Question

A coin spinning about its axis of symmetry with angular frequency $\omega$ is set down on a horizontal surface. After it stops slipping, it rolls away with velocity $v=-\frac{\omega R}{n}$, find n.

Answer 1

Take the coordinates as shown. Before the coin stops slipping, the frictional force is f $=\mu$mg, where $\mu$ is coefficient of sliding friction.
Let x${}_c$ be the x-cordinate of the centre of mass of the coin.
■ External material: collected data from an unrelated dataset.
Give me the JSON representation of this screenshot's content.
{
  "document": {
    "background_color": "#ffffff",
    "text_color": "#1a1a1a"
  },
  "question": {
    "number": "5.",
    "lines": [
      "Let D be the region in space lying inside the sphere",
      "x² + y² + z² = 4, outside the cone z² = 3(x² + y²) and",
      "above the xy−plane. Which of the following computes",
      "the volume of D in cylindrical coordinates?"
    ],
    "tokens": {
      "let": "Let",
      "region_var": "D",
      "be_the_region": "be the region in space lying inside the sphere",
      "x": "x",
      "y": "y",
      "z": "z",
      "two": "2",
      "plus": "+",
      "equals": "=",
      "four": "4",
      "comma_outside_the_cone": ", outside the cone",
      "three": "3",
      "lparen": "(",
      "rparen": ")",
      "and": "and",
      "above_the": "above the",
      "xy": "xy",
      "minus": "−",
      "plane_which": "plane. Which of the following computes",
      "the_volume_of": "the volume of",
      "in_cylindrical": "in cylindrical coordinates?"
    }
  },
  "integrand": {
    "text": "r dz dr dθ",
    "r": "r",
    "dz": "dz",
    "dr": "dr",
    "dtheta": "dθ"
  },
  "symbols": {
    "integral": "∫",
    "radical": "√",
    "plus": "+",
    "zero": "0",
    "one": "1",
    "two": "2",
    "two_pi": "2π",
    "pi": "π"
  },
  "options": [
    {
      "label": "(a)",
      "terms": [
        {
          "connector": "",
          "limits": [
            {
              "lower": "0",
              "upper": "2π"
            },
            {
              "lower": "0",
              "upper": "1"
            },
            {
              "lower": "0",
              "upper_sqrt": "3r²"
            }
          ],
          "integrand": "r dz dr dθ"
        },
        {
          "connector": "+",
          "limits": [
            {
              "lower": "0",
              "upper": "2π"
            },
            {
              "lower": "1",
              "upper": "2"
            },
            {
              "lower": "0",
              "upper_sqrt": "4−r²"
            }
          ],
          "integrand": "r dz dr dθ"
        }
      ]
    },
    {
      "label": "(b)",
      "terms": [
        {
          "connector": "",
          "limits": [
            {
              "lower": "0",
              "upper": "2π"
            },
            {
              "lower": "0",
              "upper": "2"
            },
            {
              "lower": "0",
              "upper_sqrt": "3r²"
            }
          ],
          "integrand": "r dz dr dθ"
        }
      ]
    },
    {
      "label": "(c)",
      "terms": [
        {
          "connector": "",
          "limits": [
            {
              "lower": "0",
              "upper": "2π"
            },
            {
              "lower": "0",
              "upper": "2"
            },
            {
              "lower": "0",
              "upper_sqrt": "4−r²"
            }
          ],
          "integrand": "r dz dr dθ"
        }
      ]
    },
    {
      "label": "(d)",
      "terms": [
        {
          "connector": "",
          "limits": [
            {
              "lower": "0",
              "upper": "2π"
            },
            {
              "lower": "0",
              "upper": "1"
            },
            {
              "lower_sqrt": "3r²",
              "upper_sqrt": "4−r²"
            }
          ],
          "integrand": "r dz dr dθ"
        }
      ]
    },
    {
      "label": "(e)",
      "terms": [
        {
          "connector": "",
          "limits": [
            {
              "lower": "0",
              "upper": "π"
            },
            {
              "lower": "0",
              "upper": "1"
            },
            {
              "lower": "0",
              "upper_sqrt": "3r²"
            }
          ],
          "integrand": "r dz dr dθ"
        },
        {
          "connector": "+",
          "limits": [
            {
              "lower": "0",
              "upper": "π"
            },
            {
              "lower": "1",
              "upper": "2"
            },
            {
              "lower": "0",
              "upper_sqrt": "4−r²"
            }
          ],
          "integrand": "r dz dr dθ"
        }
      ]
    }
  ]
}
The equation of motion of the coin before it stops slipping are
$m{\ddot{x}}_c=-\mu$mg
I$\ddot{\theta }=-\mu mgR$
where m and R are respectively the mass and radius of the coin and, $I=\frac{1}{2}m{R}^2$
Integrating and using initial conditions
${\dot{x}}_c=$0 $\dot{\theta }=\omega$ at $t=0$
$\Rightarrow {\dot{x}}_c=-\mu gt$
$\dot{\theta }=\omega -\frac{2\mu gt}{R}$
when the coin rolls without slipping, we have ${\dot{x}}_c=-\dot{\theta }R$
Let this happen at time t, the the above gives
$-\mu gt=-\omega R+2\mu gt$
$\Rightarrow t=\frac{\omega R}{3\mu g}$
At this time , the velocity of the centre of mass of the coin is
${\dot{x}}_c=-\mu gt=-\frac{1}{3}\omega R$
$\Rightarrow$
$n=3$